O Mundial 1954 teve uma primeira fase no mínimo curiosa. As 16 selecções participantes foram divididas, naturalmente em quatro grupos de quatro, contudo, em vez de jogarem todos contra todos, criou-se um sistema de dois cabeças de série e dois não cabeças de série que não jogavam entre si. Assim, num grupo de quatro equipas, cada uma apenas fazia dois jogos. Depois, se o segundo e terceiro classificado acabassem empatados, teriam de fazer um jogo de desempate, mesmo que já tivessem jogado entre si. Isto explica o facto de RFA e Suíça terem jogado e vencido, por duas vezes, turcos e italianos para seguirem para os quartos de final.

No Grupo A, os cabelas de série foram Brasil e França, que defrontaram Jugoslávia e México. Neste agrupamento, apuraram-se o Brasil que empatou com a Jugoslávia (1-1) e venceu o México (5-0) e os jugoslavos que, além do empate com os canarinhos, surpreenderam a França (1-0). Neste grupo aconteceu uma história curiosa. O Brasil e a Jugoslávia qualificaram-se empatando entre si, mas os sul-americanos não sabiam que o empate lhes bastava e foram chorar para o balneário até que alguém lhes explicou que, afinal, tinham passado aos quartos de final.
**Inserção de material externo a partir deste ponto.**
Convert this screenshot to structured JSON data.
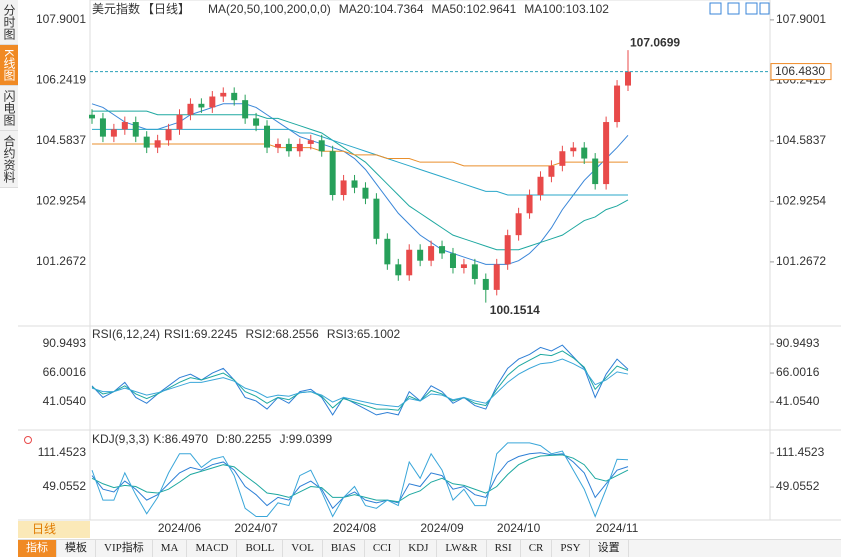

No Grupo BHungria e Turquia defrontaram RFA e Coreia do Sul. Os magiares limitaram-se a passear superioridade e golearam a RFA (8-3) e a Coreia (9-0). No entanto, os turcos, que também golearam os coreanos, mas por 7-0, perderam com a Alemanha Ocidental (1-4) e, assim, tiveram de defrontar novamente os germânicos num jogo de desempate. Aí, os alemães voltaram a ser mais fortes, goleando os turcos (7-2) e acompanhando os hungaros no apuramento para a fase seguinte.

No Grupo C, Uruguai e Áustria, cabeças de série, confirmaram o favoritismo e superiorizaram-se à Escócia e à Checoslováquia. Os uruguaios venceram a Checoslováquia (2-0) e a Escócia (7-0) e os austríacos venceram os escoceses por uma bola a zero e os checoslovacos por cinco bolas a zero. Assim sendo, com duas vitórias e sem sofrerem qualquer golo, Uruguai e Áustria seguiram para os quartos de final.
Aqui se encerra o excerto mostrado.